We czwartek jeden z mieszkańców przebywający na Dzikiej plaży z dzieckiem, poinformował mnie o nieznanej substancji, która znajdowała się w strumyku (cieku wodnym) wpływającym do Niegocina. Woda przybrała kolor biały. Na miejsce przyjechała Straż Miejska oraz inspektorzy Wojewódzkiego Inspektoratu Ochrony Środowiska. Może być to zanieczyszczenie spowodowane przez człowieka, ale równie dobrze mogą być to związki organiczne, które w wyniku zakwitu roślinności pomieszały wodę z tlenem i beztlenową, w efekcie czego daje podobną barwę do tej, która wystąpiła na Dzikiej plaży. Odpowiedź poznamy w poniedziałek, gdy znane będą wyniki z laboratorium. Do tego czasu nie warto wyrokować i oskarżać.

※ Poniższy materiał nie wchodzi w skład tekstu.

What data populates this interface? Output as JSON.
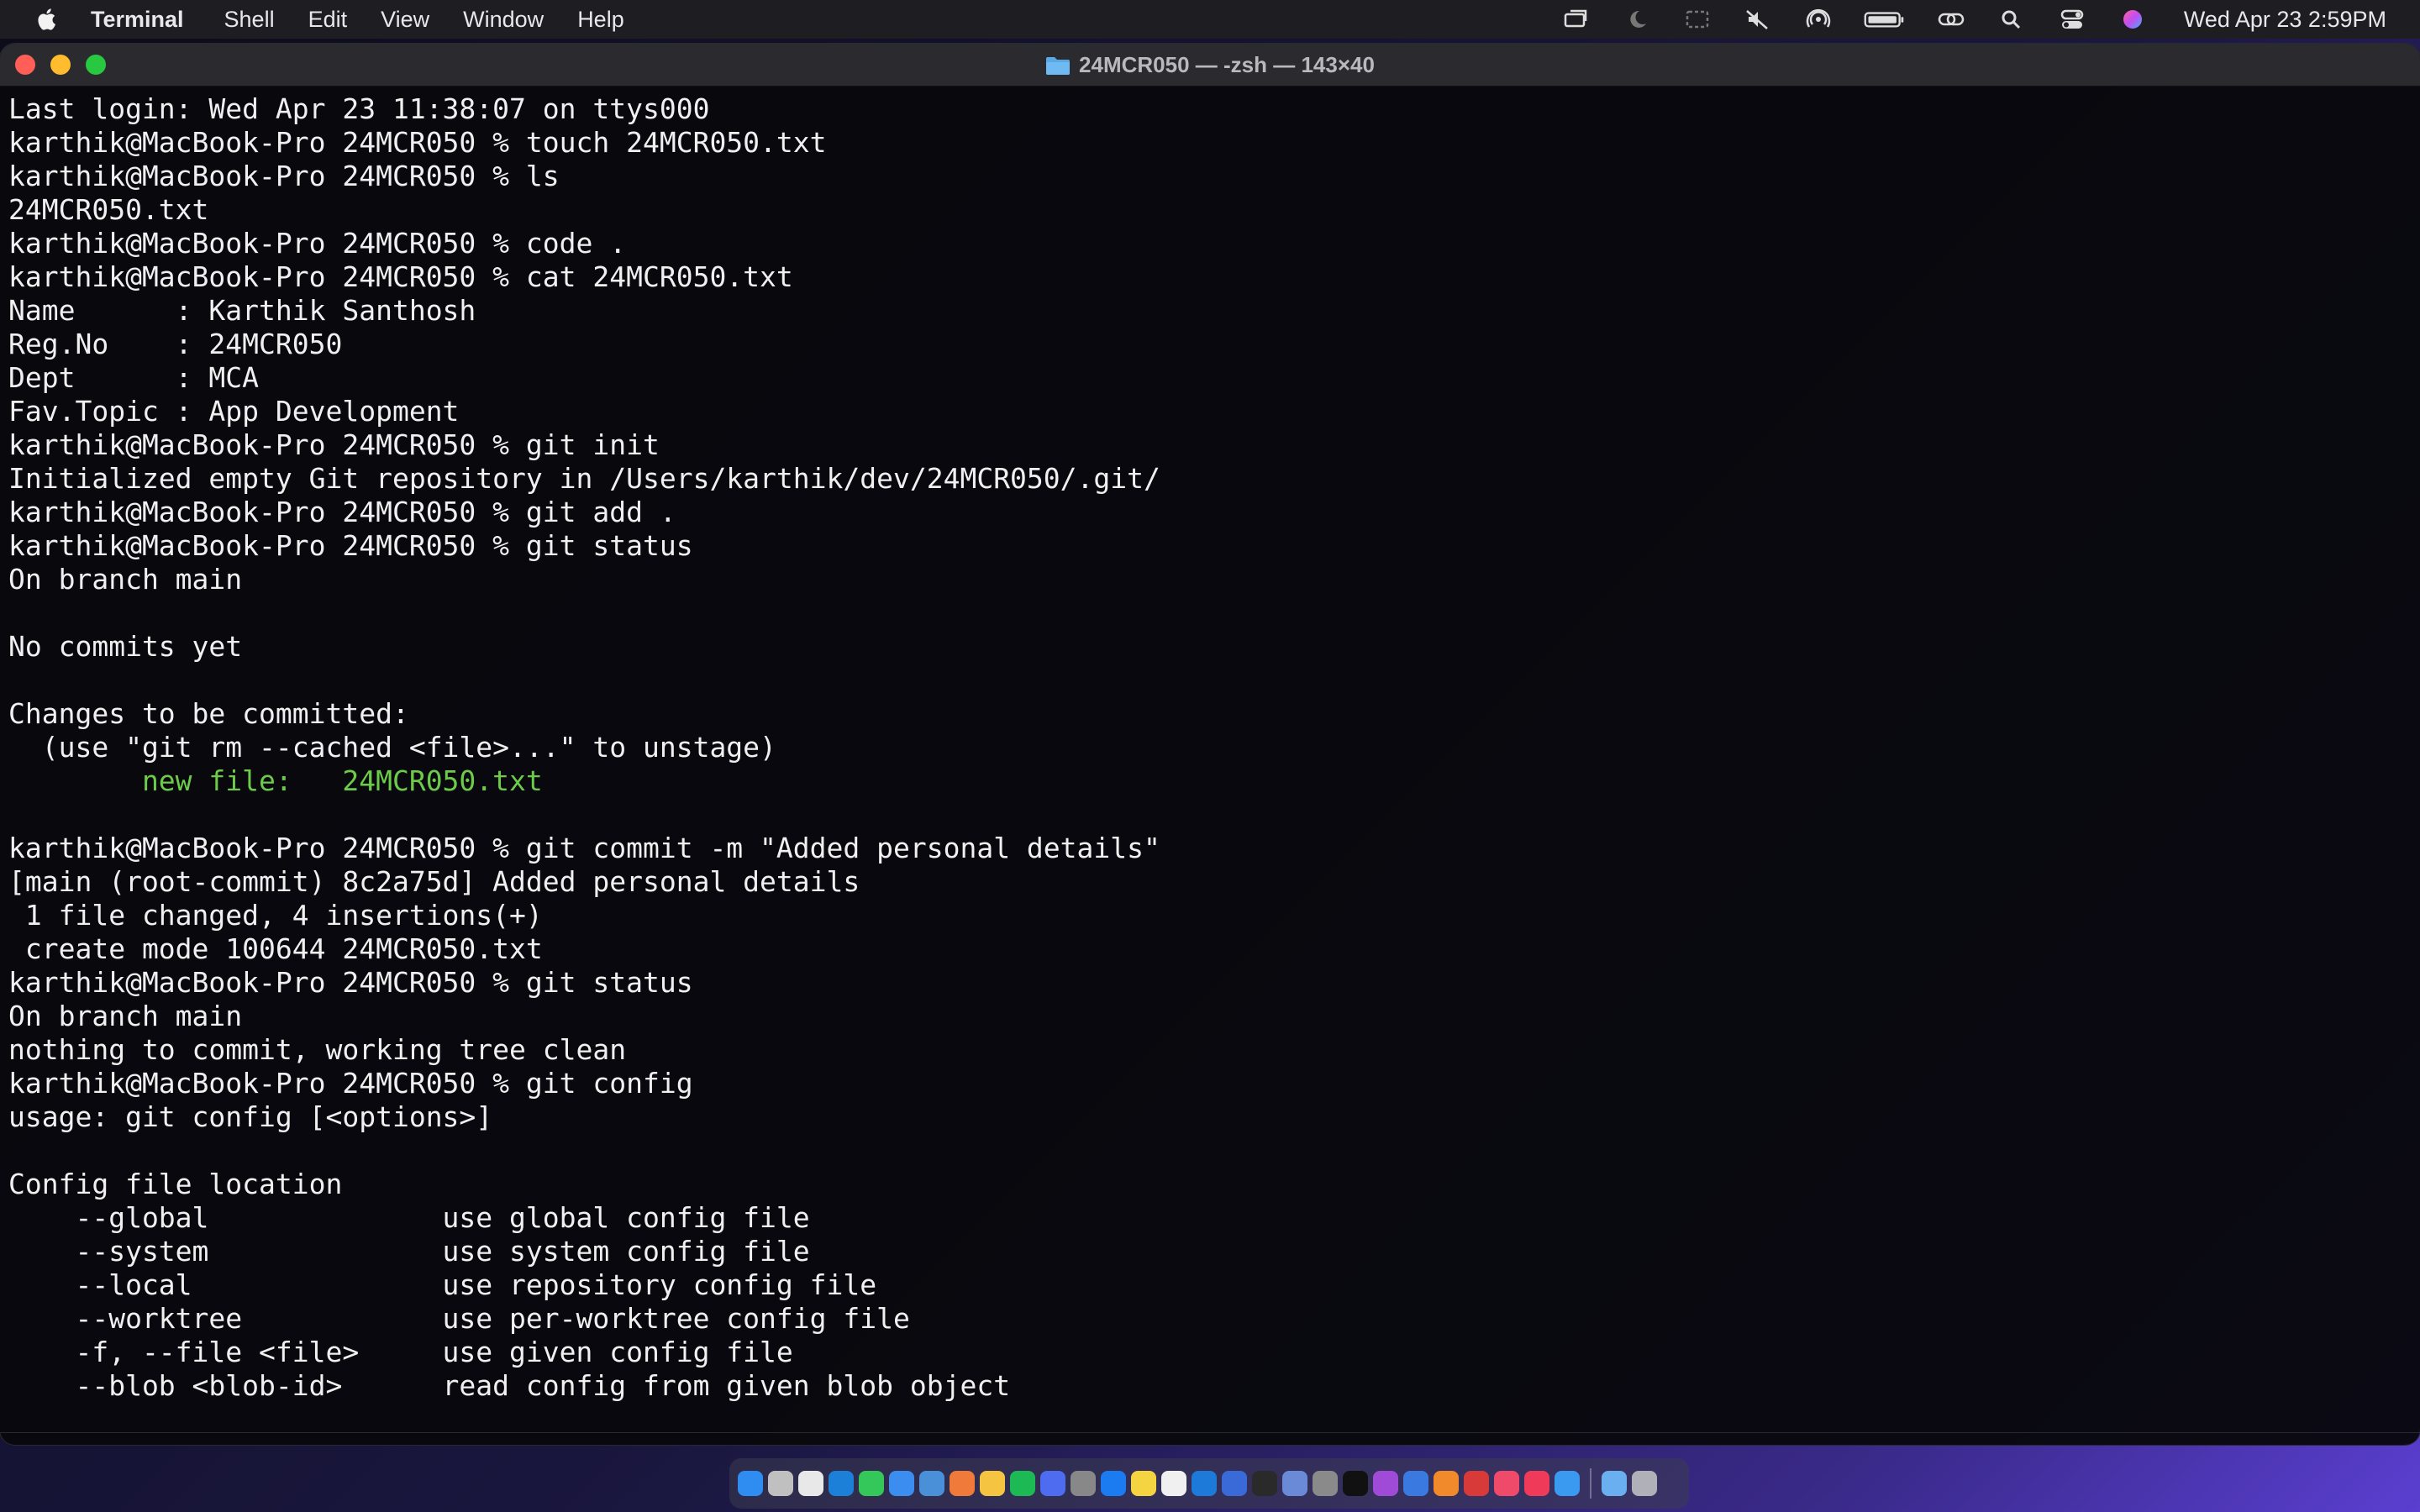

Garść faktów. Ciek wody wpadający do Niegocina przy dzikiej plaży, to popularny strumyk odwadniający znaczną część naszego miasta. Wiedzie on od ... Lasku Miejskiego i płynie wschodnią częścią Giżycka, przecinając m.in. ulice: Białostocką, Warmińską Przemysłową, a więc dzielnice przemysłowe Giżycka. Po drodze zbiera wiele brudu, a na końcu wpływa na Dziką Plażę. Od roku wspomniana Dzika plaża stała się miejscem często uczęszczanym przez mieszkańców Giżycka oraz turystów. Za jej mini-rewitalizację i nowy wygląd należą się brawa. Idziemy na plażę, więc automatycznie myślimy o kąpieli w wodzie, ale uwaga NALEŻY PAMIĘTAĆ, ŻE PLAŻA TA NIE JEST KĄPIELISKIEM. Tej informacji po po prostu tam brakuje. Nie jest kąpieliskiem, nie tylko dlatego, że nie jest strzeżona (choć to też), ale nie może nim być, własnie przez ciek wodny który niesie ze sobą brud z całego miasta. Apeluje do rodziców, nie kąpcie tam swoich dzieci, tam naprawdę jest brudno.
Najgorsze jest to, że nie jest to pierwszy tego typu sygnał od mieszkańców. W związku z tym w maju i czerwcu kierowałem prośby w tej sprawie do Burmistrza Iwaszkiewicza i Pani Naczelnik Wydziału Gospodarki i Ochrony Środowiska, żeby postawić tam ostrzeżenie, znak informacyjny albo planszę informującą (raczej przestrzegającą) przed kąpielą w tym miejscu z dwóch powodów 1) Cieku wodnego 2) Braku ratownika. Burmistrz na majowej komisji obiecał taką tablicę postawić, a Pani naczelnik takiej potrzeby zupełnie nie widzi. Do tej pory nic w tej sprawie nie zrobiono, szkoda. Abstrahując od tego, czy czwartkowa zmiana barwy wody spowodowana była przez człowieka, czy naturę, należy zrozumieć, że chodzi o zdrowie mieszkańców i gości odwiedzających Giżycko.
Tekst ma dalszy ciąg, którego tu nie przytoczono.